A infectologista Janaína Teixeira destaca a importância da testagem preventiva: “É necessário incluir o teste de hepatites nos check-ups médicos. Há uma subnotificação grande, porque muitas pessoas só descobrem quando a situação já está grave.” O ministro da Saúde, Alexandre Padilha, reforçou a importância de ampliar os testes e aderir ao tratamento precoce para alcançar a meta de reduzir em 65% as mortes por hepatites virais e 90% da incidência até 2030.


A prevenção da hepatite C ainda depende da conscientização sobre os meios de contágio, como procedimentos estéticos ou médicos sem esterilização adequada, uso compartilhado de seringas e práticas sexuais com contato sanguíneo. “Não é o sêmen ou o líquido vaginal que transmite, como na hepatite B, mas o sangue em pequenos traumas durante a relação sexual”, aponta Janaína.



Segundo o boletim, a via sexual lidera as formas de contaminação, seguida por procedimentos cirúrgicos e dentários, uso de drogas e transfusões. A hepatite B, por outro lado, preocupa especialmente em crianças devido à possibilidade de cronificação quando o contágio acontece durante o parto. Nos adultos, o risco é menor. “Na criança, o risco de cronificação pode ultrapassar 90%”, detalha Freire.


Em Minas, os casos de hepatite B passaram de 876 em 2014 para 622 em 2024, uma queda de 28,9%. Entre 2023 e 2024, a redução foi de quase 10%. O controle da doença é atribuído à vacinação infantil com três doses nos primeiros meses de vida.



Já a hepatite A, historicamente associada à infância e ao consumo de água contaminada, teve o maior número de registros em uma década. Entre janeiro e 2 de julho de 2025, foram 373 notificações no estado, contra 221 em todo o ano de 2024 — um aumento de quase 70%. Em Belo Horizonte, a maioria dos casos se concentra em adultos jovens de 20 a 39 anos, especialmente homens.

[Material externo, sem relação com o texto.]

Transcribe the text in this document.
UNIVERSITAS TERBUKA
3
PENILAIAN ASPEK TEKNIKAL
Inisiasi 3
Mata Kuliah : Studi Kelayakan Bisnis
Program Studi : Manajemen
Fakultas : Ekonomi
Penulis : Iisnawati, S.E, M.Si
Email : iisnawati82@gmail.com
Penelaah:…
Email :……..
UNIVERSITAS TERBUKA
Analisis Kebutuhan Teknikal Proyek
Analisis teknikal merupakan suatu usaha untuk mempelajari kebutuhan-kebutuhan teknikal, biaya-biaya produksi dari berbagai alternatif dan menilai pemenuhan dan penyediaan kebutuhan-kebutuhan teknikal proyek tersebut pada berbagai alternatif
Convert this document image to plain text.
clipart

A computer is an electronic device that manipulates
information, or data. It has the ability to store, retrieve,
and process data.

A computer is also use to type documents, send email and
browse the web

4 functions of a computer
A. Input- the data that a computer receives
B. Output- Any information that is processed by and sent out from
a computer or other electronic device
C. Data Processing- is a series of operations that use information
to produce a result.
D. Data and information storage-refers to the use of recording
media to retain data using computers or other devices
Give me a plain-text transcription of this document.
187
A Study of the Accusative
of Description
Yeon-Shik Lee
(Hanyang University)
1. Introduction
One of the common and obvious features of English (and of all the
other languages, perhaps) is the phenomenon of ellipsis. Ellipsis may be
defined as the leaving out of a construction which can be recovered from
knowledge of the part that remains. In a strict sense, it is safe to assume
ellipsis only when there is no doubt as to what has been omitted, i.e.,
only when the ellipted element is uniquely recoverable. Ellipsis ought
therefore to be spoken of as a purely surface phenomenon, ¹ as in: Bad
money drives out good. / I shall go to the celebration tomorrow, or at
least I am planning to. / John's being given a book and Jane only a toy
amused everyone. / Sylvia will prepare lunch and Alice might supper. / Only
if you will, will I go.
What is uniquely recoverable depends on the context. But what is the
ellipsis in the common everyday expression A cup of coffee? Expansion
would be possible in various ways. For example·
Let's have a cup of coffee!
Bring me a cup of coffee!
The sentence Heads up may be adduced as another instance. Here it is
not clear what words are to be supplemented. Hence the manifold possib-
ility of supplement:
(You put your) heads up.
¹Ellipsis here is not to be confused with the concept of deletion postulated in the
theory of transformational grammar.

A mudança no perfil epidemiológico pode estar ligada a comportamentos sexuais que envolvem contato anal. “Sabemos que tem ocorrido surtos entre jovens por práticas sexuais de contato anal ou oral-anal. Como a hepatite A é transmitida pela via fecal-oral, esse tipo de contato aumenta o risco”, explica Janaína.


A Secretaria de Estado de Saúde de Minas Gerais (SES-MG) foi procurada para fornecer dados atualizados sobre o cenário da doença em 2025, mas não respondeu até o fechamento da reportagem.